IDH mutation status and role of WHO grade and mitotic index in overall survival in grade II-III diffuse gliomas

Abstract

Diffuse gliomas are up till now graded based upon morphology. Recent findings indicate that isocitrate dehydrogenase (IDH) mutation status defines biologically distinct groups of tumors. The role of tumor grade and mitotic index in patient outcome has not been evaluated following stratification by IDH mutation status. To address this, we interrogated 558 WHO grade II-III diffuse gliomas for IDH1/2 mutations and investigated the prognostic impact of WHO grade within IDH-mutant and IDH-wild type tumor subsets independently. The prognostic impact of grade was modest in IDH-mutant [hazard ratio (HR) = 1.21, 95 % confidence interval (CI) = 0.91-1.61] compared to IDH-wild type tumors (HR = 1.74, 95 % CI = 0.95-3.16). Using a dichotomized mitotic index cut-off of 4/1000 tumor cells, we found that while mitotic index was significantly associated with outcome in IDH-wild type tumors (log-rank p < 0.0001, HR = 4.41, 95 % CI = 2.55-7.63), it was not associated with outcome in IDH-mutant tumors (log-rank p = 0.5157, HR = 1.10, 95 % CI = 0.80-1.51), and could demonstrate a statistical interaction (p < 0.0001) between IDH mutation and mitotic index (i.e., suggesting that the effect of mitotic index on patient outcome is dependent on IDH mutation status). Patient age, an established prognostic factor in diffuse glioma, was significantly associated with outcome only in the IDH-wild type subset, and consistent with prior data, 1p/19q co-deletion conferred improved outcome in the IDH-mutant cohort. These findings suggest that stratification of grade II-III gliomas into subsets defined by the presence or absence of IDH mutation leads to subgroups with distinct prognostic characteristics. Further evaluation of grading criteria and prognostic markers is warranted within IDH-mutant versus IDH-wild type diffuse grade II-III gliomas as independent entities.

Fig. 1

Overall survival among all 558 grade II–III diffuse gliomas stratified by WHO grade (a). Overall survival among all 246 astrocytic gliomas and gliomas with mixed morphology stratified by WHO grade (b).

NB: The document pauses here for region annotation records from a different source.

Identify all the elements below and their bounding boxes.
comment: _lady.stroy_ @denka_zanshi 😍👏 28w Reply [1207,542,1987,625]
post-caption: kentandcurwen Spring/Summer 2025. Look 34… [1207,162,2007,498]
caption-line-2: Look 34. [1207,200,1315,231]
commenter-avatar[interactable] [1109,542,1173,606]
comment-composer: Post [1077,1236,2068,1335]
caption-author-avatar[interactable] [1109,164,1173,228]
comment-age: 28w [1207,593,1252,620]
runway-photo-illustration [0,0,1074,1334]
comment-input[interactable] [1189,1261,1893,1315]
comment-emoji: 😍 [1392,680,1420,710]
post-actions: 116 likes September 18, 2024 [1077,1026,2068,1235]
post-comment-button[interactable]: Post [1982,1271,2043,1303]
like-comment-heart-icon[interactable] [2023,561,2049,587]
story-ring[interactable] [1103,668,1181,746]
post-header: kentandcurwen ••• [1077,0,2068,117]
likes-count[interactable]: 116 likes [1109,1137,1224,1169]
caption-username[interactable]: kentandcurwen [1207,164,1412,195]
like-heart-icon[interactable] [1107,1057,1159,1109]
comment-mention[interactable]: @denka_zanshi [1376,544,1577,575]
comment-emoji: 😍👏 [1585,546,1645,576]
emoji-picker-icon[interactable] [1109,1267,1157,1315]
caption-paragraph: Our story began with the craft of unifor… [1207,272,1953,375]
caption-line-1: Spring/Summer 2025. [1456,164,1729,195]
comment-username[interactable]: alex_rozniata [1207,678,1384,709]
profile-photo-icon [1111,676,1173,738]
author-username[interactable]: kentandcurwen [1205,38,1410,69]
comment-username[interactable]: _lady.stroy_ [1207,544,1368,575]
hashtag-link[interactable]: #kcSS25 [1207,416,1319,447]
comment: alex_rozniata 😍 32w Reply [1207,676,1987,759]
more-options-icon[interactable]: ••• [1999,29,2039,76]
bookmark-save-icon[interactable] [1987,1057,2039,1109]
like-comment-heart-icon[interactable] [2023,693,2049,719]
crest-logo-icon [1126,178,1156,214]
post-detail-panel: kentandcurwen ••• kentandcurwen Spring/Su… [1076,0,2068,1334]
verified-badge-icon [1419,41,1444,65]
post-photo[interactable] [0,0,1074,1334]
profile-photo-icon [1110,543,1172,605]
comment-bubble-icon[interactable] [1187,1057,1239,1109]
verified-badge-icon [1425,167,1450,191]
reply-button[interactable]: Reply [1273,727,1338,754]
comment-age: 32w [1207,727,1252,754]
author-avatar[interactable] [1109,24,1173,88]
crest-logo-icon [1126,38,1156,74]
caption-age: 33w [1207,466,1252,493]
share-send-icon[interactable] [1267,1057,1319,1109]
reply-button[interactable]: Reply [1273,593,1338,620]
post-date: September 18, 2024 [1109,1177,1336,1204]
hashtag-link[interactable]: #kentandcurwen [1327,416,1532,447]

Overall survival among all 312 oligodendroglial gliomas stratified by WHO grade (c). Overall survival among all 558 grade II–III diffuse gliomas stratified by IDH mutation status (d). Overall survival among all 558 grade II–III diffuse gliomas stratified by combined IDH mutation and 1p/19q co-deletion status (e). Legend: co-del – co-deleted; IDHm - IDH-mutant; IDHwt – IDH-wild type; non-co-del – non-co-deleted. Note: all reported p values are log-rank.

Fig. 2

Overall survival among IDH mutated diffuse gliomas (n=475) stratified by WHO grade (a). Overall survival amongst IDH-wild type diffuse gliomas (n=83) stratified by WHO grade (b). Overall survival amongst IDH mutated diffuse gliomas (n=475) stratified by mitotic index subgroups (c). Overall survival amongst IDH-wild type diffuse gliomas (n=83) stratified by mitotic index subgroups. Legend: IDHm - IDH-mutant; IDHwt – IDH-wild type. Note: all reported p values are log-rank.

Fig. 3

Overall survival among IDH mutated diffuse gliomas (n=475) stratified by age groups (in years) (a) and overall survival amongst IDH-wild type diffuse gliomas (n=83) stratified by age groups (b). Overall survival among all 558 grade II-III diffuse gliomas stratified by combined IDH mutation, 1p/19q co-deletion status and mitotic index subgroups (c). Legend: co-del – co-deleted; IDHm - IDH-mutant; IDHwt – IDH-wild type; non-co-del – non-co-deleted. Note: all reported p values are log-rank.